Five years ago, oil giant British Petroleum parlayed its corporate abbreviation into a catchphrase promise to go "Beyond Petroleum." Having acquired a small company in Maryland that happened to be the largest maker of photovoltaic cells, BP started to bill itself in ads as the world's biggest solar manufacturer. But just two years later, it ditched production of the next-generation thin-film photovoltaic panels it had been developing, abandoning a key effort to finally make solar cells widely affordable--and raising further doubts as to whether it would be moving beyond petroleum any time soon.
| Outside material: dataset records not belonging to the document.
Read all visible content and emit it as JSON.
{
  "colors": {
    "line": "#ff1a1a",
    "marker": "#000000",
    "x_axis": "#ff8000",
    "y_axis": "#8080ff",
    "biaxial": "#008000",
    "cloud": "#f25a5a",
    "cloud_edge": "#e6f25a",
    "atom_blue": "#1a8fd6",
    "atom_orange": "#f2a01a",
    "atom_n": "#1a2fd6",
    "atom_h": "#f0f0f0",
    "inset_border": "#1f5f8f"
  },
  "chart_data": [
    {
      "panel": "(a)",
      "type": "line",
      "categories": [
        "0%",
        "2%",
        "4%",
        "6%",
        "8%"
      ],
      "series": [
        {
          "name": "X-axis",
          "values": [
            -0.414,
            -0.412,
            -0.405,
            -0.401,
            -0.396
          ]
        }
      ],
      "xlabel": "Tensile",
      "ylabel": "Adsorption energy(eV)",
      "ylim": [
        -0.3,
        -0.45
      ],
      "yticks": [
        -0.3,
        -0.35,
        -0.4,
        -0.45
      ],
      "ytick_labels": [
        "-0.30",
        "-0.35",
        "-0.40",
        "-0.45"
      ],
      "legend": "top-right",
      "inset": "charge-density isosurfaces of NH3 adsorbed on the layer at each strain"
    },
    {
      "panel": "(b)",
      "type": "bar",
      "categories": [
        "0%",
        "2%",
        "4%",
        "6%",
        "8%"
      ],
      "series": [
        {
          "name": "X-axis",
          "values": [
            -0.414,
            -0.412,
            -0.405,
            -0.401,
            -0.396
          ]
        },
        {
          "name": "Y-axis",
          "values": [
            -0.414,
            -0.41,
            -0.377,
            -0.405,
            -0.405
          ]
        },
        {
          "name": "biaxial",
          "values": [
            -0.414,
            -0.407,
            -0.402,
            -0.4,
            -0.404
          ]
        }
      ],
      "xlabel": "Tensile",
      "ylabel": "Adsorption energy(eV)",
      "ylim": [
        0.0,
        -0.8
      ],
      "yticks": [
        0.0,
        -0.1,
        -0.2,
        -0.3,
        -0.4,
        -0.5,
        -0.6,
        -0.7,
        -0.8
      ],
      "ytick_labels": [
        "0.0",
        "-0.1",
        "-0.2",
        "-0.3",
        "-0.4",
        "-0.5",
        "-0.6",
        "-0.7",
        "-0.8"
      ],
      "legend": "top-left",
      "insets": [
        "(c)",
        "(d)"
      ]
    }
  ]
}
Meanwhile, the Swiss-Swedish engineering giant ABB--which until a decade ago was almost GE's equal in the electric power business--announced it was abandoning the construction of big power plants and instead plunging headlong into alternative energy. Never before had a leading energy corporation so eagerly embraced the "small is beautiful" philosophy. Yet today, ABB has little to show for what seemed to be a bold strategy, in part because of technical troubles and slower-than-expected growth in demand. In the global power business, the once-mighty company is marginalized.

Now comes General Electric Co., a pioneer of the fossil-fired and nuclear technologies that powered the twentieth century--but also, with a legacy of pollution stemming from its use of polychlorinated biphenyls, a symbol of corporate denial. After largely ignoring alternative energy for most of its existence, GE has jumped in headfirst, unfurling on May 9 what its CEO Jeffrey R. Immelt is calling its "ecoimagination" initiative: it's "a growth strategy, driven by our belief that applying technology to solving problems is good business . . . . We are launching ecomagination not because it is trendy or moral but because it will accelerate our growth and make us more competitive."